Often the impression is even made that the frequent news pieces about the presidential elections are as if intended to bring them earlier – to bring out the politicians’ competitive spirit and figure out here and now, who could become the next head of state.

One could even venture to say that even the most prominent show hosts and analysts are constantly commenting on rumours. In other terms, doing what conventional news media should not do at all.

The organisers of sociological surveys also yielded to such unrest, following the journalists. For a number of months now, surveys have been made asking people to answer, who they would vote for among the listed, even if most of those figures have yet to mention at all that they will ever participate in the presidential elections.

We did not have such an uproar before either the 2014 or the 2009 elections, not even when more than twenty years ago Valdas Adamkus, Artūras Paulauskas and Vytautas Landsbergis ran for president.

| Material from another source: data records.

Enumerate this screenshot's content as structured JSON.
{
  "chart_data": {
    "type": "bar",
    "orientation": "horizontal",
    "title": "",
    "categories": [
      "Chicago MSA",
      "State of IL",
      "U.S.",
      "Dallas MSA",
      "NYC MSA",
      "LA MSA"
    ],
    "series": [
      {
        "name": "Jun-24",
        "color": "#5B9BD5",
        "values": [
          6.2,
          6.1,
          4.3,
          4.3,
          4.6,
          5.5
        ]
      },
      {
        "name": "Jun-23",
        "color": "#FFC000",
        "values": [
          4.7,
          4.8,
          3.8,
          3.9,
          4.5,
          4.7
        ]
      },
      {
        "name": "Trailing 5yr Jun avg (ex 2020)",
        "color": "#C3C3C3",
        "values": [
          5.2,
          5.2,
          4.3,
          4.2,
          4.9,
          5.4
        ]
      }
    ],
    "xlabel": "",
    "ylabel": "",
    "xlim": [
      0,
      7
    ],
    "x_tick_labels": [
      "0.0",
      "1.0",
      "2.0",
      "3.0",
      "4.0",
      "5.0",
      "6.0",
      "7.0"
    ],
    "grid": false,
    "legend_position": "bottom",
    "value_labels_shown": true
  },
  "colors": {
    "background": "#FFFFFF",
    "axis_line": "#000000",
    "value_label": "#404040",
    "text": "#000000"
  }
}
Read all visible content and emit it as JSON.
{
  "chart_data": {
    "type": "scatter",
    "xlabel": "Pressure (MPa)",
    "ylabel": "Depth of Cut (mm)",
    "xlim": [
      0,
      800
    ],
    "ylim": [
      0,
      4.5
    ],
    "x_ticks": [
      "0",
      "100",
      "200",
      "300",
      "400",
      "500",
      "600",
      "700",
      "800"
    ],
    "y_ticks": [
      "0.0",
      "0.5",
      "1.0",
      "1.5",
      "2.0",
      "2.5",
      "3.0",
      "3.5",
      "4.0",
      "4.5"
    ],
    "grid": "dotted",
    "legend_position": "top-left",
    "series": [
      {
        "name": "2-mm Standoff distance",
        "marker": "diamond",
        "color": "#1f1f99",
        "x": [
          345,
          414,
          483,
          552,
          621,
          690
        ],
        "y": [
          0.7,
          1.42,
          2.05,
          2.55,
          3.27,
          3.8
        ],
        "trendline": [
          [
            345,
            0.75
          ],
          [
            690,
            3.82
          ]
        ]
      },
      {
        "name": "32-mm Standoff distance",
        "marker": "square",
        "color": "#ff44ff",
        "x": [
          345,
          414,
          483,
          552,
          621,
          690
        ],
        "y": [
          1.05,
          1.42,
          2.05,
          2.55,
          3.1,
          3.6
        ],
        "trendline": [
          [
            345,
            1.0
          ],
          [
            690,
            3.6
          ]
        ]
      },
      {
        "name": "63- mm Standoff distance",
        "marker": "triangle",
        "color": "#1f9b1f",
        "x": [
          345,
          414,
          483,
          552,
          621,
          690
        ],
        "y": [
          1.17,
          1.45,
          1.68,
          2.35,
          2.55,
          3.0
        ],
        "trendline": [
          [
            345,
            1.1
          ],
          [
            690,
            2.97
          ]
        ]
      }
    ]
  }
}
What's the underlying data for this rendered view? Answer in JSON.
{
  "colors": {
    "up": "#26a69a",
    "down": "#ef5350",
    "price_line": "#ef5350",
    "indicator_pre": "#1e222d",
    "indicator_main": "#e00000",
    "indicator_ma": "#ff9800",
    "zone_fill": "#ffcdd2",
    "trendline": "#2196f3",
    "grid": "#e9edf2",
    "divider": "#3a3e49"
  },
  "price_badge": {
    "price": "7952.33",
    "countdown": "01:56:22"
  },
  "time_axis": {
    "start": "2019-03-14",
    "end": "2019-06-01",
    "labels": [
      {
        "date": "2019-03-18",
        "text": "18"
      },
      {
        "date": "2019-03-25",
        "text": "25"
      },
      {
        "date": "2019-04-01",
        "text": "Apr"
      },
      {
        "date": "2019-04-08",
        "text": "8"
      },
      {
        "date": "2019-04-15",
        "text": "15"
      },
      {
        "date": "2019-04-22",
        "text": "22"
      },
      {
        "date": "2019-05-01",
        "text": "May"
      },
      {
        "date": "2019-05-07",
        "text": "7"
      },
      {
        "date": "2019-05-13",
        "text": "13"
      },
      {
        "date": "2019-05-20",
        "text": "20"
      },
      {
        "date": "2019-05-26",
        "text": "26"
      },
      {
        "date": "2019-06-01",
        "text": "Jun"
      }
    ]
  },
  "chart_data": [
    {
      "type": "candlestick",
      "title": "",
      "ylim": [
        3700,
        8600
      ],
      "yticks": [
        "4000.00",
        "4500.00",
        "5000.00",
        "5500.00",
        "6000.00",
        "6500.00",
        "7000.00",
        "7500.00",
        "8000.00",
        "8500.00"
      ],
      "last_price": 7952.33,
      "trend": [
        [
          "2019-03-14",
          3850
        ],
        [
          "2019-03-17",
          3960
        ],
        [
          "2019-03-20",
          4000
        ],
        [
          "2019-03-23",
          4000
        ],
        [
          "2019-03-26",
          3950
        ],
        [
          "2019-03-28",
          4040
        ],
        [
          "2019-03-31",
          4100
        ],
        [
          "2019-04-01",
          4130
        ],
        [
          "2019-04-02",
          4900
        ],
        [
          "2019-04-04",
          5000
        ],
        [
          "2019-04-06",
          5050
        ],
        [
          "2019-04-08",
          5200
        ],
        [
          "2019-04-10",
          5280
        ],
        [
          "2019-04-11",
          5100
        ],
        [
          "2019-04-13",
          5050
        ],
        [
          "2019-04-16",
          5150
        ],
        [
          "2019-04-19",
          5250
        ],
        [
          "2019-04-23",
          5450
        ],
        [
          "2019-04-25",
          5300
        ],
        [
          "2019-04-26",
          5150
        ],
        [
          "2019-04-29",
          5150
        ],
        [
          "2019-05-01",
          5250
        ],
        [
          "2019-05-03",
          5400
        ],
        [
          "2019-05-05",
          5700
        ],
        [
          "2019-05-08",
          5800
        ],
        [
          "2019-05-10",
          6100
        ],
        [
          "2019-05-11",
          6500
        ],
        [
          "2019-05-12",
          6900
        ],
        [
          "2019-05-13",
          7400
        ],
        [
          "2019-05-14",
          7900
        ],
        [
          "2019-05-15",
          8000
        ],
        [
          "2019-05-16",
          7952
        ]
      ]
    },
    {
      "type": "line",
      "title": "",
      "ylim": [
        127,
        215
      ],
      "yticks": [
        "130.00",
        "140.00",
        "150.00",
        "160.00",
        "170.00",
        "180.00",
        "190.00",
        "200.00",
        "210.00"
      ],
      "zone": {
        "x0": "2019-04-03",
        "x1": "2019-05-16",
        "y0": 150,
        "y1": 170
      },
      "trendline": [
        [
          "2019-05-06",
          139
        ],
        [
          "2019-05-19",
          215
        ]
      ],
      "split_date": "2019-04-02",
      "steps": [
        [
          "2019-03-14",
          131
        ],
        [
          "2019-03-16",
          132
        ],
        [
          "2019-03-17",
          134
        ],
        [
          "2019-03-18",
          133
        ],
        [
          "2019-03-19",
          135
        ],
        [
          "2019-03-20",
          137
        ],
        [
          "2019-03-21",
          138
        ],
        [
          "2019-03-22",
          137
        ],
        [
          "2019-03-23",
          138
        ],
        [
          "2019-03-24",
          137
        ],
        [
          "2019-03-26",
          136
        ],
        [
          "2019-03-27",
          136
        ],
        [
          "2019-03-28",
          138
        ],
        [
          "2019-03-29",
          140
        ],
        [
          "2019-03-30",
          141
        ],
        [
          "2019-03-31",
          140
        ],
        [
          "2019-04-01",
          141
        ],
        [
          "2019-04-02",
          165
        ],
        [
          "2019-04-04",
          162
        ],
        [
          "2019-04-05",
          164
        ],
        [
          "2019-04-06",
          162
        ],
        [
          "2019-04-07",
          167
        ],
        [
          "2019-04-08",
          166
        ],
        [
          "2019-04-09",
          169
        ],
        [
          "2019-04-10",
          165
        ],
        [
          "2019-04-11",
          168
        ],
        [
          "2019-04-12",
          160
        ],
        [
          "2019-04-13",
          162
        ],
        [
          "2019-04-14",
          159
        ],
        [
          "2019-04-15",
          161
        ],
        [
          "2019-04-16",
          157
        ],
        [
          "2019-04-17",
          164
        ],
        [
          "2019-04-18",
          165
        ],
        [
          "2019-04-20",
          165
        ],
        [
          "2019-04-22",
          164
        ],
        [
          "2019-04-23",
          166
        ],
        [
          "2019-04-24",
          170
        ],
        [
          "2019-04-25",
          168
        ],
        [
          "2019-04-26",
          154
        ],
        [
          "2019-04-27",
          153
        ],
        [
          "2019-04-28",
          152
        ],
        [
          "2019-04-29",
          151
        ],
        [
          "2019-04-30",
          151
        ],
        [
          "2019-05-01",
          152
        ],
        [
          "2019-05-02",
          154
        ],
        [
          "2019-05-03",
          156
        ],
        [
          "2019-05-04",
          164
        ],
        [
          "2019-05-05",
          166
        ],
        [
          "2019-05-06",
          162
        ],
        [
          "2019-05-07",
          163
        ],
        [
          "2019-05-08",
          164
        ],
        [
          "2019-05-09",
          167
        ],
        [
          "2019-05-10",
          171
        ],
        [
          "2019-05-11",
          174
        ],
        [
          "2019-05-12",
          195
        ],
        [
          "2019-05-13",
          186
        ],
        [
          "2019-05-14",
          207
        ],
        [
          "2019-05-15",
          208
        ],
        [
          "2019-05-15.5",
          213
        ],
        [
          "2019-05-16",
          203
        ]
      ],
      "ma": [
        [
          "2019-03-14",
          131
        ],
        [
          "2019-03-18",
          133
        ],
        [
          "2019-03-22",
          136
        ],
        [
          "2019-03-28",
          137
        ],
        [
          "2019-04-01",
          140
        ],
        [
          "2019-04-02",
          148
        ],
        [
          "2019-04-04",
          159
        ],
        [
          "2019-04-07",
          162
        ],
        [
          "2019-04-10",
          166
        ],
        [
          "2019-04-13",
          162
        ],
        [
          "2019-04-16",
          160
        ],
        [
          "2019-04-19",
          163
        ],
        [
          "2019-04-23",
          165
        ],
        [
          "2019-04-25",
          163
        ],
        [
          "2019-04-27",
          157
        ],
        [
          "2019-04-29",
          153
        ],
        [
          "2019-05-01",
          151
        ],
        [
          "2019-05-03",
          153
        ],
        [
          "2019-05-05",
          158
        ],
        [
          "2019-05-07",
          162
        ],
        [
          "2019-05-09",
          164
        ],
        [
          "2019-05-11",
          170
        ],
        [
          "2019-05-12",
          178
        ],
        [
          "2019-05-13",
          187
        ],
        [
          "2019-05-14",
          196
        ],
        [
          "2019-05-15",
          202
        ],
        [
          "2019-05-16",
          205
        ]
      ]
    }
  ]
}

Overall, there has not been such an uproar prior to any presidential elections. And it is understandable. The result of the previous two elections were, in principle, a foregone conclusion. Elections were almost just a formality.

Now the situation is completely different. There are candidates, but no favourite. And one may not even appear.

The parties are coming to these elections exhausted, destroyed or self-destructed. It would appear that the limit of great leaders, capable of attracting half of the Lithuanian people, has been exhausted. And nothing of the sort can be seen anywhere on the horizon.

Thus the question of how the next Lithuanian president will be becomes more important than who they will be. Will they be active and independent or just a tool? And are we not nearing the president being somewhat pro forma?

For example something akin to Seimas Speaker Viktoras Pranckietis. Someone, who does not get in the way. Someone whose every more independent statement is immediately mocked by the real leader of the Seimas majority Ramūnas Karbauskis, leaving the Seimas speaker to tuck his tail between his legs.

Few still pay attention to this because we have seemingly become accustomed to recent Seimas speakers typically not being political leaders, but the appointees of political bosses.

But do we want for the president to be such, someone who would not prevent the Seimas Culture Committee chairman from ordering around the political checkers of his large agribusiness?

Likely not. Especially when this is also very dangerous to the freedom of our state and citizens. The decisions of Lithuanian political life in the past few years have been increasingly opposed to the freedoms of the people.

As former head of state Valdas Adamkus spoke recently, Lithuania is screaming out for a moral public life, which reflects respect to the individual.

But what has it called?

A cynical game of secret reports and parliamentary investigations, ttal wiretapping of citizens and the selective release of such records – based on the ruling entity’s request menu. At the same time democracy is increasingly openly demeaned, the police state is adored and here and there in the corners of government, doubts can occasionally be heard about the correctness of the country’s geopolitical decisions.

Thus, the most important question is not who will be the next president of Lithuania, but how that president will be.

Will it be some police officer, who will take the game of secret reports and wiretapping to a new level? Or will it be an incapable president, someone will not bar the way for the Seimas’ true ruler to play this game?

Both would be fatal outcomes for Lithuania. Perhaps this is why we are already acting fatally – by frequently asking “who?” we avoid asking “how?”